Neurological Basis (CNS STructures Involved)

It was discovered that "bilateral gray matter injury amidst the central frontal area (BA 46), cuneus, calcarine, and parieto-occipital fissure, in addition to right hemisphere parietal lesions in intraparietal and postcentral gyri, were correlated with simultanagnosia. More extensive research of the white matter focused on tractography showed relationships with bilateral injury to important pathways inside of the visuospatial recognition passageways. This included the superior longitudinal fasciculus, the inferior frontal-occipital fasciculus, and the inferior longitudinal fasciculus. It was concluded that damage was done to the parieto-occipital sections and the intraparietal sulcus, in unison, with bilateral white matter discontinuities in the visuospatial attention network, have to do with the feeble visual processing of many objects and the decline and absence of processing velocity characteristic of simultanagnosia."(Chechlacz, 2012) Ultimately, damage to the parietal cortex may cause simultanagnosia.

Functional Deficits and Effects on ADLs (Activities of daily living)

What are functional deficits? "Practical decline in more complicated activities – generally known as instrumental activities of daily living - regularly happens first; this constitutes housework, recreation activities, preparation and economic transactions. Succeeding functional deterioration attacks self-care activities, known as Activities of Daily Living, including bathing, dressing, eating, and even transferring." (Weston, 2011) A person with simultanagnosia will have to depend and heighten their other senses to navigate their world.
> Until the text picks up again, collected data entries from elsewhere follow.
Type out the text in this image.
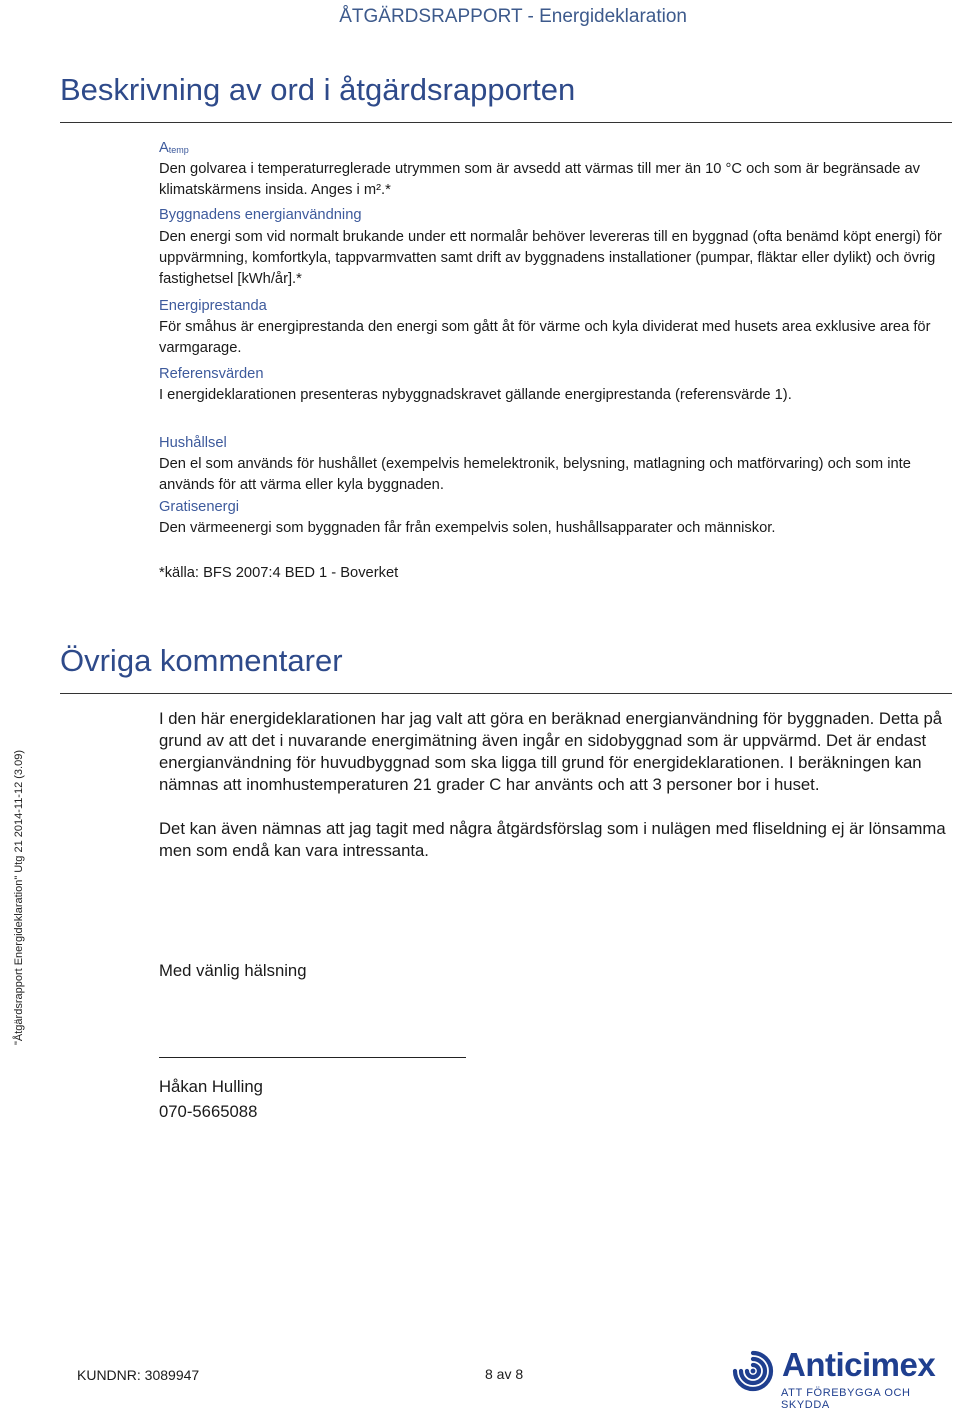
ÅTGÄRDSRAPPORT - Energideklaration
Beskrivning av ord i åtgärdsrapporten
Atemp
Den golvarea i temperaturreglerade utrymmen som är avsedd att värmas till mer än 10 °C och som är begränsade av klimatskärmens insida. Anges i m².*
Byggnadens energianvändning
Den energi som vid normalt brukande under ett normalår behöver levereras till en byggnad (ofta benämd köpt energi) för uppvärmning, komfortkyla, tappvarmvatten samt drift av byggnadens installationer (pumpar, fläktar eller dylikt) och övrig fastighetsel [kWh/år].*
Energiprestanda
För småhus är energiprestanda den energi som gått åt för värme och kyla dividerat med husets area exklusive area för varmgarage.
Referensvärden
I energideklarationen presenteras nybyggnadskravet gällande energiprestanda (referensvärde 1).
Hushållsel
Den el som används för hushållet (exempelvis hemelektronik, belysning, matlagning och matförvaring) och som inte används för att värma eller kyla byggnaden.
Gratisenergi
Den värmeenergi som byggnaden får från exempelvis solen, hushållsapparater och människor.
*källa: BFS 2007:4 BED 1 - Boverket
Övriga kommentarer

I den här energideklarationen har jag valt att göra en beräknad energianvändning för byggnaden. Detta på grund av att det i nuvarande energimätning även ingår en sidobyggnad som är uppvärmd. Det är endast energianvändning för huvudbyggnad som ska ligga till grund för energideklarationen. I beräkningen kan nämnas att inomhustemperaturen 21 grader C har använts och att 3 personer bor i huset.

Det kan även nämnas att jag tagit med några åtgärdsförslag som i nulägen med fliseldning ej är lönsamma men som endå kan vara intressanta.

Med vänlig hälsning
Håkan Hulling
070-5665088
"Åtgärdsrapport Energideklaration" Utg 21 2014-11-12 (3.09)
KUNDNR: 3089947	8 av 8	Anticimex
ATT FÖREBYGGA OCH SKYDDA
They may have to have one hand on the bathroom sink in other to have an idea of where it is while they are in the bathroom. The individual may have to put toothpaste directly in the mouse, instead of initially on a toothbrush. The affected individual may have a difficult or impossible time using table eating utensils, as they will not be able to use their vision to direct their hand to pick up the handle of any spoon, knife or fork.

Conclusion

Those who suffer from simultanagnosia have a difficult time, as they are not genuinely blind through vision, but more through neurological processes. These individuals may be helped with occupational therapy, which can help their recover a semblance of independence. A therapist may suggest audio books instead of actual books or a high-quality radio instead of having a television. It's important to note that it's harder to diagnose this condition in children, as parents will often say that the child is careless or clumsy during their everyday living activities. The child may also have issues with reading and writing letters and may be inadequate performers at school. Crowded places may be uncomfortable to the individual, and the child may have problems dressing themselves as well. This led me to think of a research question:

Would a Balint's syndrome and simultanagnosia education program change patient diagnosis and treatment in children that have difficulties with clumsiness, reading, and activities of daily living?

Such an education program would be worth investigating, as a child may immediately be diagnosed with an over-hyped or 'popular' diagnosis, and treated with medication that is entirely unnecessary, and unhelpful, with a lack of understanding and absence of much needed occupational therapy.